If it is within the range of , it satisfies the requirement of compatibility with alumina. Therefore, each sample satisfies the consistency with alumina. Fluidity (Flow Button Diameter) The sealing composition must sufficiently soften and flow during heat treatment, sufficiently wet the surface to be sealed, and ensure airtightness of the sealed portion. To measure this fluidity, each powder sample was collected in grams corresponding to its specific gravity.
After being pressure-molded into a cylindrical shape with a diameter of 12.5 mm, it was heated under the heat treatment conditions shown in the table, and the diameter of the flow button was measured. In addition, when sealing with alumina, it is preferable that the diameter of the flow button of the composition is 18 mm or more.
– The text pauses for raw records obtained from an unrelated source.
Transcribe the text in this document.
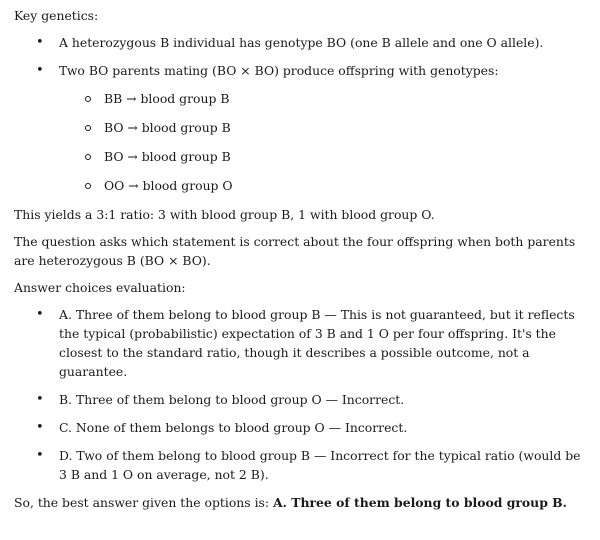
Key genetics:

• A heterozygous B individual has genotype BO (one B allele and one O allele).
• Two BO parents mating (BO × BO) produce offspring with genotypes:
BB → blood group B
BO → blood group B
BO → blood group B
OO → blood group O

This yields a 3:1 ratio: 3 with blood group B, 1 with blood group O.

The question asks which statement is correct about the four offspring when both parents are heterozygous B (BO × BO).

Answer choices evaluation:

• A. Three of them belong to blood group B — This is not guaranteed, but it reflects the typical (probabilistic) expectation of 3 B and 1 O per four offspring. It's the closest to the standard ratio, though it describes a possible outcome, not a guarantee.
• B. Three of them belong to blood group O — Incorrect.
• C. None of them belongs to blood group O — Incorrect.
• D. Two of them belong to blood group B — Incorrect for the typical ratio (would be 3 B and 1 O on average, not 2 B).

So, the best answer given the options is: A. Three of them belong to blood group B.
Volume resistivity ρ (ohm cm) The volume resistivity ρ (ohm cm) of each heat-treated sample at 150°C was measured, and the common logarithm value (log ρ) is shown in the table. For sealing to an alumina package, this value is desirably 10 ¹⁰ ohm·cm or more. Dielectric constant The dielectric constant (ε) of each heat-treated sample was measured at 20°C and 1MHz. This value is preferably 20 or less. Condition of heat-treated products When each sample was heat-treated, those in which the heat-treated product remained in a glass state were classified as "amorphous," and those that became crystallized were classified as "crystallized," as shown in the table.

【table】

【table】

Claims (1)

[Claims] 1. Essentially PbO 77.0-86.0% B ₂ O ₃ 6.0-15.0% ZnO 7.0-12.0% SiO ₂ 0.5-3.0% Al ₂ O ₃ 0-3.0% RO 0-2.0 % (PO is one or more of BaO, SrO, CaO, MgO) SnO ₂ 0 ~ 1.5% R ₂ O 0 ~ 1.0% (R ₂ O is Li ₂ O, Na ₂ O, K ₂ O, Rb ₂ O, Cs ₂ O) and a low-expansion refractory filler powder having the following content in weight percent: Cordierite 15.1 A sealing composition comprising ~30% β-eucryptite 0-30% β-spodium 0-30% zircon 0-50% and lead titanate 0-50%. 2 In the low melting point glass, PbO, B ₂ O ₃ ,
Claim 1 states that ZnO and SiO ₂ are in the range of PbO 78.5 to 85.0% B ₂ O ₃ 7.0 to 13.0% ZnO 7.0 to 11.0% SiO ₂ 1.0 to 2.5%, respectively. A composition for sealing. 3 In the low melting point glass, PbO, B ₂ O ₃ ,
ZnO and SiO ₂ are in the range of PbO 80.0-85.0% B ₂ O ₃ 7.0-13.0% ZnO 7.0-11.0% SiO ₂ 1.0-2.5%, and cordierite is used alone as the low expansion refractory filler. The sealing composition according to claim 1, having a composition of 78 to 84.9% low melting point glass powder and 15.1 to 22% cordierite powder, expressed in weight percent.